I’m not bigoted to heavy people and understand the issues that they face every day, but it points to something larger. Our bloated, single-issue voting, entitled, what’s-in-it-for-me population is going to face some tough belt-tightening choices in the next couple years regardless of who’s elected.



Oh yeah, and the Gophers got their asses handed to them by the Badgers.

Monday, February 4, 2008

Where is "Old" Ulm?

New Orleans has Mardi Gras and Rio has Carnival, both of which are OK if you like beautiful people in exotic locations and tons of public nudity. But, if you’re more in the mood for drinking bock beer outside in freezing temperatures in nowhere Minnesota, well then New Ulm’s Bockfest is the location you’re seeking.
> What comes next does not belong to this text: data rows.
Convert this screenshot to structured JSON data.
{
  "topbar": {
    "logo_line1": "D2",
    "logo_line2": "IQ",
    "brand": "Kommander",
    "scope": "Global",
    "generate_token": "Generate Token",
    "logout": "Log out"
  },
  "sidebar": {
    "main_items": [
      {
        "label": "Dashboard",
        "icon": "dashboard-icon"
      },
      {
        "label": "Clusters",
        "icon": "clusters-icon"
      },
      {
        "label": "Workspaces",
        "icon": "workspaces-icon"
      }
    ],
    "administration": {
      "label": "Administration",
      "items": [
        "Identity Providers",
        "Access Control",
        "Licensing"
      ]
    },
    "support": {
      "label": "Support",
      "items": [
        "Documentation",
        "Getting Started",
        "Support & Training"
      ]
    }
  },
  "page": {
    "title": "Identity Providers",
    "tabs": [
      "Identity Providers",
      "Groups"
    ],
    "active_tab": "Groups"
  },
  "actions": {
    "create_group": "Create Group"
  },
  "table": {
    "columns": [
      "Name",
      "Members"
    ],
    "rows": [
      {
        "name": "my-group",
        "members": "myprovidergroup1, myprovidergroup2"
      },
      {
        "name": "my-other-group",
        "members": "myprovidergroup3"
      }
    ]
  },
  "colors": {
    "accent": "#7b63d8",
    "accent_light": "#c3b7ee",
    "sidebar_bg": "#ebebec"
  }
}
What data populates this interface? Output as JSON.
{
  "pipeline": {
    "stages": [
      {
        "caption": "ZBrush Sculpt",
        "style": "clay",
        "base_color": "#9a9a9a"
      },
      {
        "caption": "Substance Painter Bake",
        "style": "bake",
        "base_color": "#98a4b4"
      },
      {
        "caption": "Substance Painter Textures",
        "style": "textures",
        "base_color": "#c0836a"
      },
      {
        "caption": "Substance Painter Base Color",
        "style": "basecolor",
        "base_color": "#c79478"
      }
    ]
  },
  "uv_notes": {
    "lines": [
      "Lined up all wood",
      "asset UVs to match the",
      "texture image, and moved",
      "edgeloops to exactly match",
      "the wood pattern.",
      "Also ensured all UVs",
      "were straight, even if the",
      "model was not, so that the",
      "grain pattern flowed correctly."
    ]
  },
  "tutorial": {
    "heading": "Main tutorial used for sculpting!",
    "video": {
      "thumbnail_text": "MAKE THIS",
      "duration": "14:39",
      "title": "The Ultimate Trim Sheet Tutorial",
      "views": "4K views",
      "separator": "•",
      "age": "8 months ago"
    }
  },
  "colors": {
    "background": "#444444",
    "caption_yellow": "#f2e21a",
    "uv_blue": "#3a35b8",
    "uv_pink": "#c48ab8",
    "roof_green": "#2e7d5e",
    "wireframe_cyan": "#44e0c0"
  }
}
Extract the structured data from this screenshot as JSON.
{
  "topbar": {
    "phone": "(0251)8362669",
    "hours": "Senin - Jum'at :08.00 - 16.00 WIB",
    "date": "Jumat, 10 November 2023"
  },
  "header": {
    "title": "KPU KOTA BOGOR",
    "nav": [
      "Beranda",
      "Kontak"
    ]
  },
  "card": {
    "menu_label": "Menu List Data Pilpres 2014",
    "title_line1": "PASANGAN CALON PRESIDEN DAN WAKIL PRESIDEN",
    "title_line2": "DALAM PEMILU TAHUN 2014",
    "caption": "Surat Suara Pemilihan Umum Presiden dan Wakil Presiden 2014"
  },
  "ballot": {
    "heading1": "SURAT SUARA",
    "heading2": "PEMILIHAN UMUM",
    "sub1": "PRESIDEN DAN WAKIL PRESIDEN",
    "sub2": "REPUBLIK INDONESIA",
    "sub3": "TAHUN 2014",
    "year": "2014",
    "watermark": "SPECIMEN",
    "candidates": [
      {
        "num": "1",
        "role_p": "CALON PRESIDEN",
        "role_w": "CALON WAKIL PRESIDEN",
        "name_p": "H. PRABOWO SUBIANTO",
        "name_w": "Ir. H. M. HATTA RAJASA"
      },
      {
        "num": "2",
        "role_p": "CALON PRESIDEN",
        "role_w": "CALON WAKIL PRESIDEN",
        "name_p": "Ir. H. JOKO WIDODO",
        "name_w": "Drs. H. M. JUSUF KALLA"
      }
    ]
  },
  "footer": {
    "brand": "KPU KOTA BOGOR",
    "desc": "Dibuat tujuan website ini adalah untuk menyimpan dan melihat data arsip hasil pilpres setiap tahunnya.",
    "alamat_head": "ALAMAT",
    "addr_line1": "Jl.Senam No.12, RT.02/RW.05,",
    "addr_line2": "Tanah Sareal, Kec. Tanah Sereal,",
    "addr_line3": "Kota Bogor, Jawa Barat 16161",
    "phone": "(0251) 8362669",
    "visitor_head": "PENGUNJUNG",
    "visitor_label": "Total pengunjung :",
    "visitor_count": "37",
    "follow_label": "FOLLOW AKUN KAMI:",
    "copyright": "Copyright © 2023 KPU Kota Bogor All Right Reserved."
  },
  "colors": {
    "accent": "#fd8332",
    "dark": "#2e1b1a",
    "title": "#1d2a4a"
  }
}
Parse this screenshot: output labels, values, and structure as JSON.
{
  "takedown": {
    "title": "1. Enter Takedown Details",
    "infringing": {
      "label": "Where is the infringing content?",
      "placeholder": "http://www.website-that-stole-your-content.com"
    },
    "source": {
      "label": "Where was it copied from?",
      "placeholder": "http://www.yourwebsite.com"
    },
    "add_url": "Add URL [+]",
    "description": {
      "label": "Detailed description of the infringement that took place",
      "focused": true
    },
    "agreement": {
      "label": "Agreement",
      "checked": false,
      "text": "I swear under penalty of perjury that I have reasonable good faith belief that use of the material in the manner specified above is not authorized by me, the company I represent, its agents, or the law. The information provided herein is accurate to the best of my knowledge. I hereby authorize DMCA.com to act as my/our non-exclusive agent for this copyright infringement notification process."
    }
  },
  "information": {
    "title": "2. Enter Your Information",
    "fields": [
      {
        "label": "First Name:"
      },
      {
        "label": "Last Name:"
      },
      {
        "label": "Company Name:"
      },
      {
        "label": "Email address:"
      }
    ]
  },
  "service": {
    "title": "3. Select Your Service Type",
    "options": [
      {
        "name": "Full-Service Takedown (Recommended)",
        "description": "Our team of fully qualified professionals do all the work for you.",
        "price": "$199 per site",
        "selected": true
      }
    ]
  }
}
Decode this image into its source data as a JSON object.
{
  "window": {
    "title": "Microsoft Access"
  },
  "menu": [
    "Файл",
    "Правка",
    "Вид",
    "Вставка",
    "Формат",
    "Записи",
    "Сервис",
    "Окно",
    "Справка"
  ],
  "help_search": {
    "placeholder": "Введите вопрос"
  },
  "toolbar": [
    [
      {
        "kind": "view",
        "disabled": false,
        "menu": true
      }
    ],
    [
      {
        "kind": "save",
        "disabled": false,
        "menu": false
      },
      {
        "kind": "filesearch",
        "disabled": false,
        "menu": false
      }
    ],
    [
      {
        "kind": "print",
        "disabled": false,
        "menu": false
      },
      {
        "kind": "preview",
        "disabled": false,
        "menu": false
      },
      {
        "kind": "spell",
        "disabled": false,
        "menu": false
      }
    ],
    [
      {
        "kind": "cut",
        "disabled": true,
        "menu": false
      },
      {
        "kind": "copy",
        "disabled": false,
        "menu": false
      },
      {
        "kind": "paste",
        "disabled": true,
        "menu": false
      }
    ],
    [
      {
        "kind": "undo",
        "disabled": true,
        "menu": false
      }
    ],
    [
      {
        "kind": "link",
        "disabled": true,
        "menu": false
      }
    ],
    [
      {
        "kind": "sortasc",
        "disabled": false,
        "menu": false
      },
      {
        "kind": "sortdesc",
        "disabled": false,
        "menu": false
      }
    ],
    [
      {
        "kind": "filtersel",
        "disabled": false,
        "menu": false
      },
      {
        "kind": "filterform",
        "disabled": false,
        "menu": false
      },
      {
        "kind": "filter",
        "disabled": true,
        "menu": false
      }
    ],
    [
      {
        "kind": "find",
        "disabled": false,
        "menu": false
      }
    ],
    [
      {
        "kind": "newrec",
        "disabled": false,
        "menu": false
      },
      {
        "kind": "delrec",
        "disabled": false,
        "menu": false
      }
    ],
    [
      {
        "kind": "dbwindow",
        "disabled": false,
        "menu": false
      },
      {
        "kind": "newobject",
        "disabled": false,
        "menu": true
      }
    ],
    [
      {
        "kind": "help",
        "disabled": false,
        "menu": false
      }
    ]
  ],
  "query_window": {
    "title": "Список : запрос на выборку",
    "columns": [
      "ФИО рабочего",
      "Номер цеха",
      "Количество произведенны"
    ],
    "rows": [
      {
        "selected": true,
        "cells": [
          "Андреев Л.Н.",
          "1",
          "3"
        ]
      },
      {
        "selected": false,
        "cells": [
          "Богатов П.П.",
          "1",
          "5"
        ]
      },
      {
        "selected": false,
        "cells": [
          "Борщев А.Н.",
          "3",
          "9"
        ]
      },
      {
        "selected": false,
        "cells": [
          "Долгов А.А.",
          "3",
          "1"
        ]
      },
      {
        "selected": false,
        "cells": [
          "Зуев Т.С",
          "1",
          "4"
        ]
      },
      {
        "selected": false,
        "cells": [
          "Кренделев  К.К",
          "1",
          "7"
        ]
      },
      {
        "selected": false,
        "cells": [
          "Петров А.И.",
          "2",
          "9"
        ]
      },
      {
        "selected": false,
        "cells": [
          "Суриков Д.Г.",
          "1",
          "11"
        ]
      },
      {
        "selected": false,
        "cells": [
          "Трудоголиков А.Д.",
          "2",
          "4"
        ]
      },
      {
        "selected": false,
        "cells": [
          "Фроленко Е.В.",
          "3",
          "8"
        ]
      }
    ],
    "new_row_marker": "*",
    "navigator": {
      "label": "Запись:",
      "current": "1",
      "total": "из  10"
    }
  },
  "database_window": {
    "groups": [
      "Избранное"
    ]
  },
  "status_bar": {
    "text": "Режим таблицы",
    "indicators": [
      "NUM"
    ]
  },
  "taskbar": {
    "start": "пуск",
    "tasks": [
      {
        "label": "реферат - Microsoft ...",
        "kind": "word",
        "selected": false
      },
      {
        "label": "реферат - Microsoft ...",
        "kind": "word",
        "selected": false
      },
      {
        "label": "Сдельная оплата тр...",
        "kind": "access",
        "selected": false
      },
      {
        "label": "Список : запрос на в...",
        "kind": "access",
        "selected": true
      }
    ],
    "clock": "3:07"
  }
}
Granted the aforementioned other festivals have their charm, but where else can you see a wide variety of overweight Midwesterners wearing animal pelts and being greatly over-served?

For the second straight year, the Herkimer Bar sponsored the bus ride from Uptown to New Ulm – about a 90-minute drive. We filled up two buses and couple of beer kegs brewed by the Herkimer’s finest.

The plan once we got the fairgrounds was simple. Get beer tickets, wait in line for beers, get in the line for the bathrooms and repeat. The highlight of standing outside drinking is getting, er, “poked”. In the middle of the grounds is a bonfire and those attending the fire have large iron pokers that they stick into your beer. The result is a carmelization of the beer. As far as highlights, though, it isn’t much of a highlight.

After about three hours of drinking with the folks from Mankato, LeSueur, St. Peter and Owatonna, we got back on the drunk bus and head back north on 169. En route back to the city we stopped at the “Crow Bar” – several drunks on the bus were quick to note the double meaning of the bar’s name. You can’t beat it when 150 drunk idiots descend upon a bar in the middle of nowhere. A bartender at the bar tried to get us to take some drunk home who had been left there by another group stopping by. Apparently this individual was “from the cities” and it was natural that we would want to take this guy home with us and find out where he lives. I imagine that this guy was pretty pissed off at his friends for leaving him when he woke up on the floor of some bar Sunday morning 100 miles from his house. With friends like that, who needs enemies.